One day I was clearing out some old papers and I came across this programming assignment from university. I can’t recall which of the problems I tackled at the time, after all it was twenty-five years ago, but glancing over it now the pentomino problem caught my eye
5 The Pentomino Problem There are twelve different (ie. non-congruent) pentominos, shown below left. The pentomino problem is to fit them into a tray of dimensions 6 x 10 without overlapping. Some of the 2339 possible solutions are shown below right. Write a program to find a solution to the pentomino problem. {Note. Pretty output is not required.)
Looking on Wikipedia it seems that the shapes have been named by Golomb so I’m going to use those names too.
I started out by creating some data structures to hold the definition of each pentomino.
So laying out on a x, y co-ordinate system I’m create a point_t structure containing values
typedef struct {
int x, y;
} point_t;
Any pentomino will have exactly five points
typedef struct {
point_t point[5]; /* 5 points in each */
} pentomino_t;
Considering the ‘F’ pentomino it may be rotated and reflected in different ways – a maximum of 8 different versions may exist. Some, such as ‘X’, only have one.
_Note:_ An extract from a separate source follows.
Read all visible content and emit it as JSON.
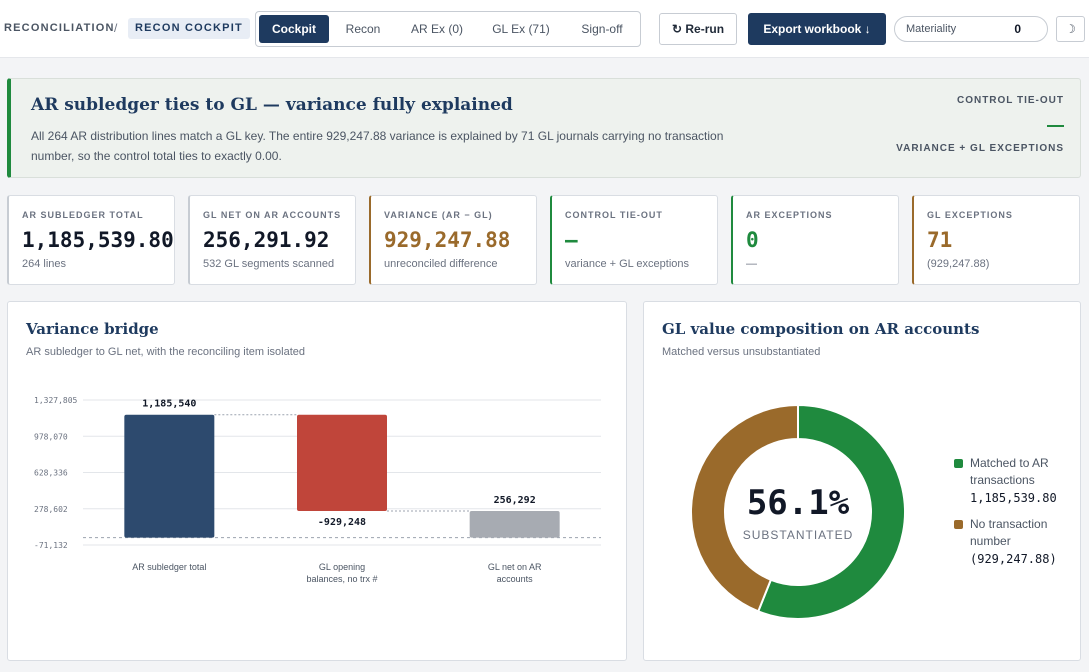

I have created a structure to hold the pentomino name along with a count of the number of unique rotations/reflections of the shape and an array to hold the co-ordinates
typedef struct {
char ch; /* name of the shape by letter */
int count; /* number of unique rotations */
pentomino_t rotation[8]; /* max of 4 possible rotations and then double for the mirrors */
} pentominoRotations_t;
The 6×10 board that we will try to place them on is as simple as this
char board[60];
The algorithm couldn’t be simpler really, take the first pentomino in the first rotation and put it on the board in the top left corner, if that works try the second pentomino in the second position in the first rotation and repeat. At each step check no parts of any pentomino are outside the board area and that nothing is on top of anything else. If it is, remove the last piece added and try to add it again in the next rotation. Based upon the assignment the key here is to recognise that this is a recursive algorithm – in pseudo code it looks like this
function calculate(pentomino p, board)
for each position on the board
for each pentomino rotation
let shape_ok = true
for each point in pentomino shape
if the co-ordinate is out of bound then shape_ok = false
if the board position is already used then shape_ok = false
next
if shape_ok is true then
draw the shape on the current board
if p < 12 then
calculate(p + 1, current board layout)
else
we have a solution!
next
next
Here is the first solution that it generates given the order of shapes as I have them
The big problem with this is it takes a very long time! The main reason for this is that it algorithm wastes masses of time trying to fit all 12 pieces in even when the early piece positions have given a board which can’t possibly be solved. In the example below there is no point trying to place the other 11 pentominos including all their rotations when there is an isolated single square.
My initial solution to this is to add a check after drawing the shape to look for regions which have an area of less than 5. However this can extended to check for regions that have areas which are not multiples of 5 as clearly all pentominos have an area of 5!
Take a look at the example below. This has two regions, on the left the area is 13 and on the right the area is 22. This is can’t be solved as we will never be able to pack objects with an area of 5 into a region of area 13.
I was quite surprised how easy it was to calculate the area of the regions. I’ve always thought that the fill/flood tools on paint programs were cool and here we are just doing the same thing. Here’s some pseudo code to explain it. I presume I’d get twice the marks for this assignment for having two recursive functions!
Create a copy of the board
Loop through all squares on the board
if the square is empty
call the flood function with starting at these co-ordinates
if the returned value modulus 5 is not zero then the board cannot be solved
function flood(start co-ordinates)
let r = 1 and for that to be the size of the region
mark the current co-ordinate position as filled
if the square to the left is empty then call the flood function with those co-ordinates and add the returned value to r
if the square to the right is empty then call the flood function with those co-ordinates and add the returned value to r
if the square above is empty then call the flood function with those co-ordinates and add the returned value to r
if the square below is empty then call the flood function with those co-ordinates and add the returned value to r
return r
If you let these run to completion you find that you have 9356 solutions – exactly 4 times the number we should. This is because the board has rotation symmetry and both vertical and horizontal symmetry. We could check each solution against the ones already created for possible duplicates but we could also amend the algorithm so at the first level we only consider start position in the first quarter of the board.
With this amended algorithm my average computer produced all 2339 solutions in around twenty minutes.